Things were different in '79. The Empire Strikes Back was in production, Starbucks was a mom-and-pop coffee shop in Seattle, and a network dedicated solely to sports -- that was sure to be a flop -- called ESPN was launched. No Internet, no blogs, no Twitter... different time, different world.

Journalism was reserved for a privileged set of trained professionals. It was an exclusive fraternity and Reilly was a prized pledge. The heralded jokester hasn't seen the unemployment line since his days at the Camera. He quickly rose through the ranks of some of America's most respected print publications -- The Denver Post, the Los Angeles Times, Sports Illustrated, and ESPN The Magazine.

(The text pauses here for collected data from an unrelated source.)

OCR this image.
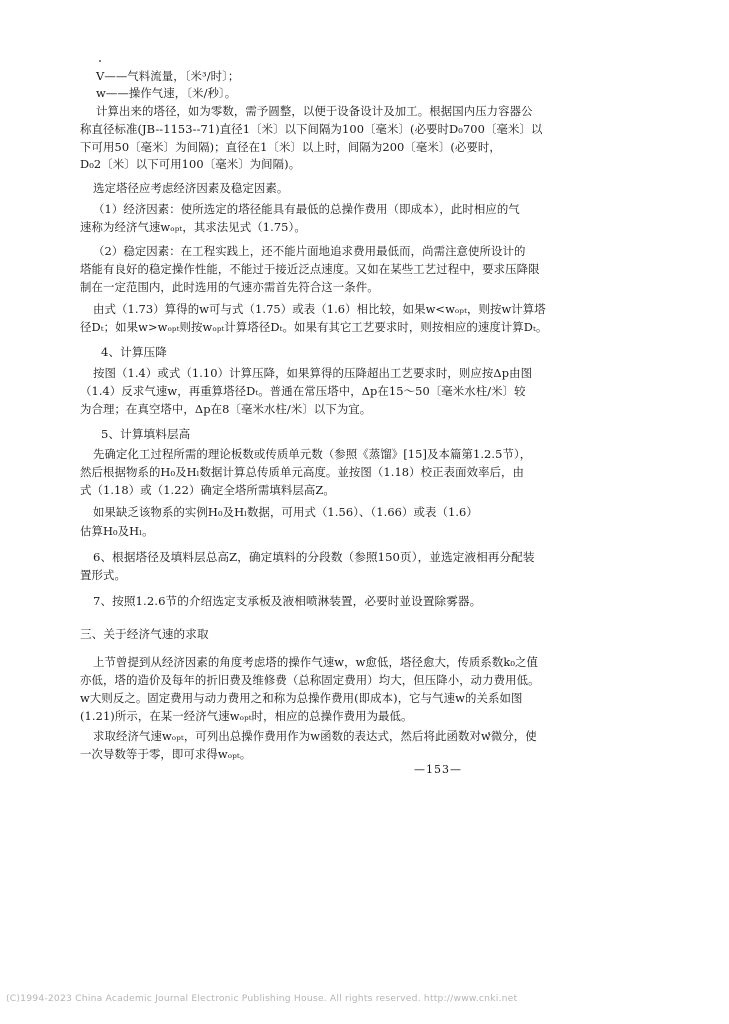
V——气料流量，〔米³/时〕；
w——操作气速，〔米/秒〕。
计算出来的塔径，如为零数，需予圆整，以便于设备设计及加工。根据国内压力容器公
称直径标准(JB--1153--71)直径1〔米〕以下间隔为100〔毫米〕(必要时D₀700〔毫米〕以
下可用50〔毫米〕为间隔)；直径在1〔米〕以上时，间隔为200〔毫米〕(必要时，
D₀2〔米〕以下可用100〔毫米〕为间隔)。
选定塔径应考虑经济因素及稳定因素。
（1）经济因素：使所选定的塔径能具有最低的总操作费用（即成本），此时相应的气
速称为经济气速wₒₚₜ，其求法见式（1.75）。
（2）稳定因素：在工程实践上，还不能片面地追求费用最低而，尚需注意使所设计的
塔能有良好的稳定操作性能，不能过于接近泛点速度。又如在某些工艺过程中，要求压降限
制在一定范围内，此时选用的气速亦需首先符合这一条件。
由式（1.73）算得的w可与式（1.75）或表（1.6）相比较，如果w<wₒₚₜ，则按w计算塔
径Dₜ；如果w>wₒₚₜ则按wₒₚₜ计算塔径Dₜ。如果有其它工艺要求时，则按相应的速度计算Dₜ。
4、计算压降
按图（1.4）或式（1.10）计算压降，如果算得的压降超出工艺要求时，则应按Δp由图
（1.4）反求气速w，再重算塔径Dₜ。普通在常压塔中，Δp在15～50〔毫米水柱/米〕较
为合理；在真空塔中，Δp在8〔毫米水柱/米〕以下为宜。
5、计算填料层高
先确定化工过程所需的理论板数或传质单元数（参照《蒸馏》[15]及本篇第1.2.5节），
然后根据物系的H₀及Hₗ数据计算总传质单元高度。並按图（1.18）校正表面效率后，由
式（1.18）或（1.22）确定全塔所需填料层高Z。
如果缺乏该物系的实例H₀及Hₗ数据，可用式（1.56）、（1.66）或表（1.6）
估算H₀及Hₗ。
6、根据塔径及填料层总高Z，确定填料的分段数（参照150页），並选定液相再分配装
置形式。
7、按照1.2.6节的介绍选定支承板及液相喷淋装置，必要时並设置除雾器。
三、关于经济气速的求取
上节曾提到从经济因素的角度考虑塔的操作气速w，w愈低，塔径愈大，传质系数k₀之值
亦低，塔的造价及每年的折旧费及维修费（总称固定费用）均大，但压降小，动力费用低。
w大则反之。固定费用与动力费用之和称为总操作费用(即成本)，它与气速w的关系如图
(1.21)所示，在某一经济气速wₒₚₜ时，相应的总操作费用为最低。
求取经济气速wₒₚₜ，可列出总操作费用作为w函数的表达式，然后将此函数对w微分，使
一次导数等于零，即可求得wₒₚₜ。
—153—
(C)1994-2023 China Academic Journal Electronic Publishing House. All rights reserved. http://www.cnki.net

Much to Reilly's and many journalism purists' chagrin, writers are no longer bound by journalism's power structure. The Internet has provided a means for writers to hot-wire their way to the top through blogging. Bloggers are undesirable second cousins that Reilly and company would prefer not to call colleagues. Unfortunately for him, some of them get pretty good.

Take Reilly's ESPN counterpart Bill Simmons (aka "The Sports Guy"), one of the web's first sports blogging sensations. Simmons landed a job with ESPN in 2001 after being spurned for years by newspapers and "reputable publications." For four years, Simmons forwarded an AOL column he wrote for free about the Boston sports scene to family, college buddies, and anyone else interested. He tended bar at nights to pay for his writing habit. He built a following, and eventually ESPN took notice.

Today, his ESPN.com column draws an estimated 2.5 million hits a week and Simmons is in the process of starting his own sports and culture website on ESPN's dime. On a Boston radio show in 2005, Simmons mused on his experiences,

I tried to do this [writing] conventionally. I spent three years at the [Boston] Herald and even tried to make my mark at the [Boston] Phoenix. The bottom line is that newspaper unions have killed this business -- writers stay too long and never leave, and young writers who would kill to have their jobs never have a chance.

I've been an avid Reilly follower since junior high, but asking him how to eke out a writing career in the current journalism economy is a little like asking Kate Middleton where to find a reasonably priced wedding dress. Young writers should follow Simmons' lead and be more worried about exposure than a paycheck.

P.S. - Mr. Reilly, if you need an unpaid intern that can give you another decade's worth of pithy, culturally savvy zingers feel free to tweet me... if you know what that means.